Alicja Bachleda-Curuś i Marcin Gortat umówili się na kolejne spotkanie!
Niewykuczone, że relacja Alicji Bachledy-Curuś (33 l.) i Marcina Gortata (33 l.) w najbliższym czasie przerodzi się w coś poważniejszego! Z takiego obrotu spraw chyba najbardziej cieszyłby się synek aktorki, który uwielbia koszykarza!
Polska Noc w Waszyngtonie, którą od kilku już lat organizuje koszykarz Marcin Gortat, przyciągnęła wiele znanych twarzy. Była wśród nich Alicja Bachleda-Curuś. Jej synek Henry Tadeusz (8 l.) jest bowiem wielkim fanem koszykówki.
Złote szpilki, czerwona mini i koszulka drużyny Marcina Gortata Washington Wizards z napisem Bachleda 13 - tak ubrała się na mecz Alicja. Marcin Gortat wprost nie mógł oderwać od niej wzroku! Dbał, aby niczego jej i dziecku nie brakowało.
W pewnym momencie zdjął nawet marynarkę i okrył nią aktorkę! Alicja przyjęła ten czuły gest z wdzięcznością i na każdym kroku starała się pokazać Marcinowi, że impreza z nim sprawia jej wielką przyjemność.

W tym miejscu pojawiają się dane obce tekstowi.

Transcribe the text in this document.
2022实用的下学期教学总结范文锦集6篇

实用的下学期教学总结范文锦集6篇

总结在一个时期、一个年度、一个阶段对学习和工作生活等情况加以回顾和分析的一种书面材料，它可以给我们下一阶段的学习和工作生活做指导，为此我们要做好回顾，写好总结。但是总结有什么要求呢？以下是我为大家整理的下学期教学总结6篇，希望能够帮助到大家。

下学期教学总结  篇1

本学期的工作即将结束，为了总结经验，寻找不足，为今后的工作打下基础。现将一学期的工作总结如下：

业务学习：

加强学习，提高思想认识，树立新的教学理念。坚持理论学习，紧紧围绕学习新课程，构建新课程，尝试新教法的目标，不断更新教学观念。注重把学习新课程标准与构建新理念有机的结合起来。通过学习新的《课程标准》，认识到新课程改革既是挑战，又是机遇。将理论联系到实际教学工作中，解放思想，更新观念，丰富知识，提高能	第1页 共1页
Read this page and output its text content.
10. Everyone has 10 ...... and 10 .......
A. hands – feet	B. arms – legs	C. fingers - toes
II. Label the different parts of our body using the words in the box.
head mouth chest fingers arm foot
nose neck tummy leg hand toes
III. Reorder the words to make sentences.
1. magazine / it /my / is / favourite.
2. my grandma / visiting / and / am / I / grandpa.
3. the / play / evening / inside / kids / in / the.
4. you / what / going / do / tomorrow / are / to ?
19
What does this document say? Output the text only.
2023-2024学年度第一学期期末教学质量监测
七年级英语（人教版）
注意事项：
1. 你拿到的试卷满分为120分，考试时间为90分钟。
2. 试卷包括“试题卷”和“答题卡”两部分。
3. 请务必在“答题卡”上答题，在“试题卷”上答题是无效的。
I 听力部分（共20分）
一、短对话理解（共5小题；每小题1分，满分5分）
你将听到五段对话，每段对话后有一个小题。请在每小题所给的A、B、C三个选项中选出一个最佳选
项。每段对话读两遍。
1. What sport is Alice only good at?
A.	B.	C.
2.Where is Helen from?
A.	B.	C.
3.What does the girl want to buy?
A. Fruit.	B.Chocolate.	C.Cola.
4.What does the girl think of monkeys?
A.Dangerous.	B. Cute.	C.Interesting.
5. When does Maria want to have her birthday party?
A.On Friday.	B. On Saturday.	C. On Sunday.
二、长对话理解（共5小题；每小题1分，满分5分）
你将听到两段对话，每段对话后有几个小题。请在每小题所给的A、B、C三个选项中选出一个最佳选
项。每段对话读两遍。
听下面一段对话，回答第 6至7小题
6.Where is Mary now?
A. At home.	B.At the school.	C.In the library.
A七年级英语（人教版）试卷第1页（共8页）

Z informacji tygodnika "Rewia" wynika, że już umówili się na rewizytę. Waszyngton od Los Angeles, gdzie mieszka aktorka, dzieli prawie 4000 km, ale co to dla Marcina, który może w ciągu paru godzin przylecieć tam prywatnym odrzutowcem. Radość Henry’ego Tadeusza na widok koszykarza będzie przecież bezcenna, a i tematów do rozmów nie zabraknie.
Alicja i Marcin mają przecież ten sam problem - szukają drugiej połówki. Marcinowi nie wyszło z modelką Anną Kociugą (30 l.). Znajomość z Dodą (32 l.) też nie przetrwała, a fotomodelka Paula Tumala (28 l.) to tylko koleżanka. Z kolei Alicja do dziś leczy rany po płomiennym romansie z Colinem Farrellem (40 l.), ojcem jej syna. Ostatni poważny związek, z Sebastianem Karpielem-Bułecką (40 l.), zakończyła 2,5 roku temu.
Zarówno aktorka, jak i sportowiec wiedzą, jak trudno jest, mieszkając w Stanach Zjednoczonych, pielęgnować związek z osobą mieszkającą w Polsce. I że nikt lepiej nie zrozumie Polaka na emigracji niż drugi Polak. Zawodnik właśnie przekonał się o tym, że Alicja potrafi idealnie dopełniać jego wizerunek: doskonale wygląda, mówi płynnie po angielsku, a flesze i kamery to dla niej chleb powszedni.
Teraz będzie miał okazję przekonać się, jak świetnie gotuje polskie zupy i jaką jest mamą na co dzień. To może być dla nich naprawdę ważne spotkanie.